Marcus Fjellström, sculpteur sonore de la Terreur

   L'album commence de manière très orchestrale par un mouvement lent et majestueux suivant le lever de la lumière, toute ourlée d'ombre. Ce déploiement fastueux se poursuit pendant "Last Morning Watch II", déjà envahi par le mystère : enroulements aigus sur fond de bourdons, atmosphère feutrée. Le larghetto du III se fait plus menaçant, plaçant les arpèges d'une harpe (?) folâtre sur une toile très sombre traversée au loin par des claquements. Tout ce premier ensemble est marqué par une attente sourde devant des manifestations naturelles à la fois magnifiques et angoissantes. C'est un véritable poème symphonique aux couleurs diaphanes, d'une bouleversante douceur.

 

 

   La seconde partie, "Last Draughts, Last Best Efforts", s'assombrit nettement, d'une lenteur menaçante. L'atmosphère se raréfie, se coagule. Le magnifique andantino (X), miracle fragile, est comme une ultime marche sur la glace tandis que les menaces s'accumulent. Marcus Fjellström donne à l'ambiante sombre ses lettres de noblesse, ciselant la densité ténébreuse dans les pièces suivantes pour en extraire le potentiel fantomatique. L'adagio (XIV) termine cette partie en faisant du piano lumineux un funambule condamné à tourner en rond dans un monde épaissi où les vents meurent.

   La troisième partie, "Last Fixed Position", est la plus intensément tragique. Le compositeur y déploie un art magistral de la fresque angoissante. Densité sombre et grandiose du puissant XVI, et puis voici l'halluciné XVII, le plus long titre, chef d'œuvre de l'album, comme une danse macabre de squelettes grelottants de scorbutiques, pestiférés à leur manière (on entend leurs clochettes...) entourés de vents fuligineux... Tout se défait ensuite dans des frottements, lueurs d'orgue ténues, hululements minuscules, ce très beau XVIII bruissant, puis comme des voix spectrales dans des halos troubles, le sépulcral XIX, très lent tourbillon de mort.
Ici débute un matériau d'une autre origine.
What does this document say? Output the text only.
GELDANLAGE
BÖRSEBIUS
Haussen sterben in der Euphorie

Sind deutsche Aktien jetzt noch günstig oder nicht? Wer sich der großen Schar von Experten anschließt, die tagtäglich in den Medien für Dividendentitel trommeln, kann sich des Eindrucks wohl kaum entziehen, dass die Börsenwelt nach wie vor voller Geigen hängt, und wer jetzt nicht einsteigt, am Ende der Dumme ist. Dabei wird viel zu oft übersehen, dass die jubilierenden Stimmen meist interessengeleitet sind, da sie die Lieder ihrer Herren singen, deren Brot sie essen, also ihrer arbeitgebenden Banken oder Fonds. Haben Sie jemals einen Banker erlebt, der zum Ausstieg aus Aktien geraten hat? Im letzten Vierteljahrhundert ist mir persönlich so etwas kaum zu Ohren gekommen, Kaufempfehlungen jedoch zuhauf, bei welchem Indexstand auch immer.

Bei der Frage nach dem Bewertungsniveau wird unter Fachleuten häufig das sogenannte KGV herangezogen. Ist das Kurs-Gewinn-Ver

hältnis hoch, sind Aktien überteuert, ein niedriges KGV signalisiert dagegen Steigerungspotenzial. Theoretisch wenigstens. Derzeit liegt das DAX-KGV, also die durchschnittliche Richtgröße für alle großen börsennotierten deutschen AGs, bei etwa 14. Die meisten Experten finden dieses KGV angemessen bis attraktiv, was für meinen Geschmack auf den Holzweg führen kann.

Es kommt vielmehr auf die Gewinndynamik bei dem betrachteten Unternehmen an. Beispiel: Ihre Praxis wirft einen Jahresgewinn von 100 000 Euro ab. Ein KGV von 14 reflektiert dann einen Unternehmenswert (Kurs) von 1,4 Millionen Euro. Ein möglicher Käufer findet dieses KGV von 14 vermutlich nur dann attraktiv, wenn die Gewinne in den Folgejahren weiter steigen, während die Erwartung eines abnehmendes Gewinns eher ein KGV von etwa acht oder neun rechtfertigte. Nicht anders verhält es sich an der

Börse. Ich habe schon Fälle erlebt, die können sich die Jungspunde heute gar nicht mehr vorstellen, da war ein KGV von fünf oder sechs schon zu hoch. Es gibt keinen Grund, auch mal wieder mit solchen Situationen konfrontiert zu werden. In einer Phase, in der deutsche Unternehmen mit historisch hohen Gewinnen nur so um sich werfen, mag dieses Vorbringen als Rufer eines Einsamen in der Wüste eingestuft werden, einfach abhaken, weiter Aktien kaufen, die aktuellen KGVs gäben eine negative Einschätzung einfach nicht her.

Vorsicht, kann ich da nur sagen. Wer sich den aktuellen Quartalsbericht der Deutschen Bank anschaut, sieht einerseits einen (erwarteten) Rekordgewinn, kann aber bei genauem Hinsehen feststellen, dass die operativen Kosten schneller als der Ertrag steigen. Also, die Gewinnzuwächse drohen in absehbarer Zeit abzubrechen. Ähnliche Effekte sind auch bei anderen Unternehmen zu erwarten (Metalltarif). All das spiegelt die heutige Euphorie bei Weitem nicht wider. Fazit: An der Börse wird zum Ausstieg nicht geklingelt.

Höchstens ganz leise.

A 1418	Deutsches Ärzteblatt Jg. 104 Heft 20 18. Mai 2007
   Entendrait-on les trompettes du jugement ? C'est "Last Heat, Last Exertions", les derniers sursauts avant la grande immobilité. Les vents glacés balaient le paysage où bégaient des réminiscences pastorales dérisoires (XXI). Les blocs de glace s'entrechoquent. La venue des ultimes délires (XXII) se manifeste par des cordes folles et de bourdons profonds,  des inflexions courbes. La pièce XXIII est un des autres sommets de cette album par son art de la concision, de l'allusion. La musique d'horreur de Marcus Fjellström refuse une dramaturgie pathétique ou grandiloquente. Elle cerne l'inquiétante étrangeté par des climats, ici le tambourinement dans la couche des bourdons et des levées de cordes frémissantes. La pièce suivante (XXIV) n'est pas moins réussie, dernières stries dans les noirs d'encre d'orgue de catacombe. Des trompettes sonnent encore en XXV, accompagnement funèbre d'un lent engloutissement qui se poursuit en XXVI par des sons tenus, glissendos decrescendo...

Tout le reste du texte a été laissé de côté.